Science, tech center a mecca for expatriates
DAEJEON - Pham Ducduong, 37, is one of 451 multinational researchers stationed at Daedeok Innopolis, Korea’s science and technology hub, in Daejeon, a two-hour-drive south of Seoul.
A Vietnamese national with a medical practice in his country now lives in Korea with his wife and 5-year-old son.
Ducduong came to Korea four years ago to study oriental medicine at the Korea Institute of Oriental Medicine, located in Daejeon’s special-purpose cluster, which was designed and launched by former president Park Chung Hee in 1973.
“I have no difficulty adapting to the lifestyle here with my family,” said the 37-year-old researcher under a postdoctoral program at the institute.
“My son arrived here when he was a 1-year-old and is now fluent in Korean.”
His wife, also Vietnamese, is studying for her master’s degree in apparel design at Pai Chai University in Daejeon.
“I am returning to Vietnam early next year and am hoping to gain as much experience here as I can until then.”
The Daedeok Innopolis has become a mecca of non-Korean speaking, highly educated workers, attracting a large number of multiethnic professionals with dozens of research centers making up the science cluster.
A total of 1,266 firms and research institutes are located in the state-designed zone, employing 55,614 researchers and skilled workers.

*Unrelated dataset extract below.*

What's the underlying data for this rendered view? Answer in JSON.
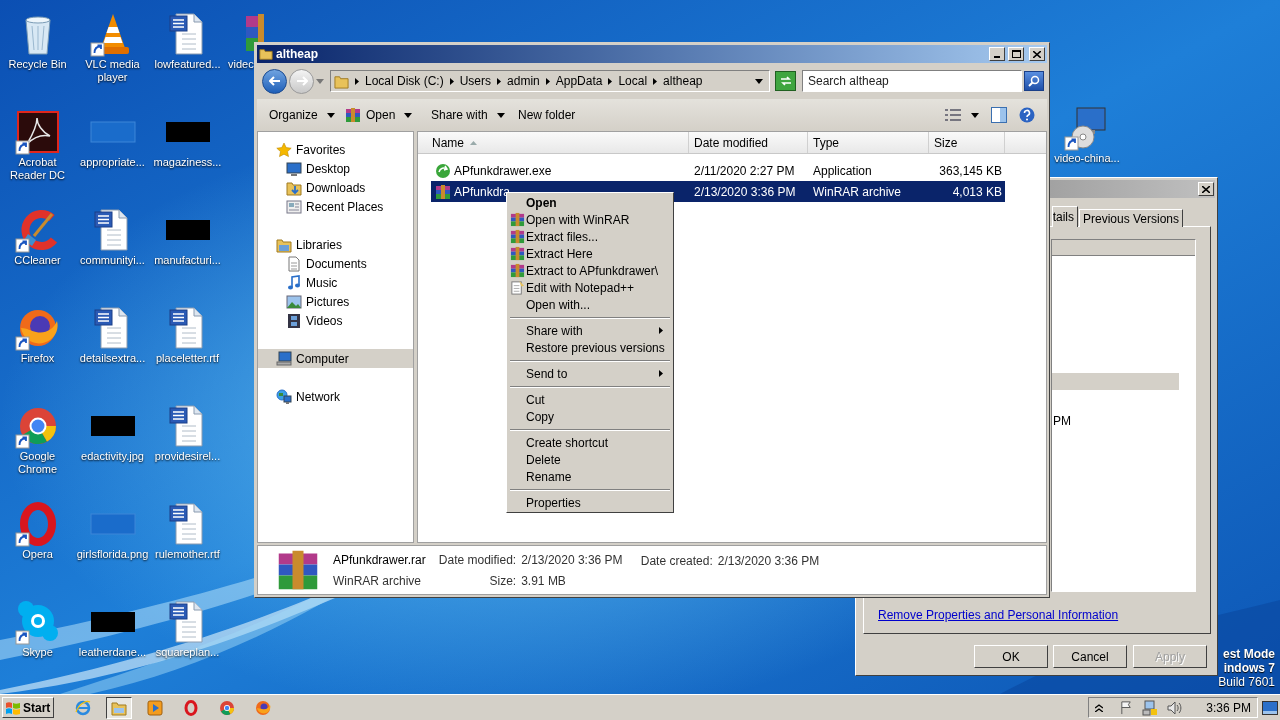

Foreign researchers account for 451 of the total number, making the cluster-zone the nation’s top place in terms of the number of non-Korean speaking researchers.
Nationalities of the 451 vary widely. Some are from the U.S., Japan, China and India, while some have come here seeking learning opportunities in science from Africa and Europe.
A majority of them stay in the country for around five years.
Nearby Kaist and Chungnam National University also host about 1,000 foreign researchers, who receive salaries equivalent to those of their Korean counterparts.
Daejeon’s Yuseong County, where the cluster is located, promotes itself as Korea’s Silicon Valley, and has designated a 31,200-square-meter (7.7-acre) area as an International Zone adjacent to Kaist as part of its efforts to lure more foreign professionals.
The International Zone aims to offer foreign nationals opportunities to enjoy entertainment and culture, somewhat similar to Seoul’s Itaewon area.
When the JoongAng Ilbo visited the zone on July 14, shop signs in English and Japanese were on display, some even touting a “10-30 percent discount for expats.”
“The area gets crowded with expats shopping here,” said an owner of a restaurant in the district.
“As international visitors here are highly educated with high-tech professions, sales for shops here tend to be greatly affected by them,” said the owner. In addition to Korean restaurants, multinational food chains like Vietnamese pho restaurants flourish in the market.
“I often come here when I feel nostalgic and miss home,” said a Japanese student whom the JoongAng Ilbo met in the International Zone.
“When I first came here, facilities for expats were scarce, making adjustment to life here rather difficult,” said Mik Fanguy, a visiting professor from the United States at the Kaist Language Center, who came to Korea 11 years ago.
“Now, with many facilities designed for foreigners in place, living here has become much more adjustable.”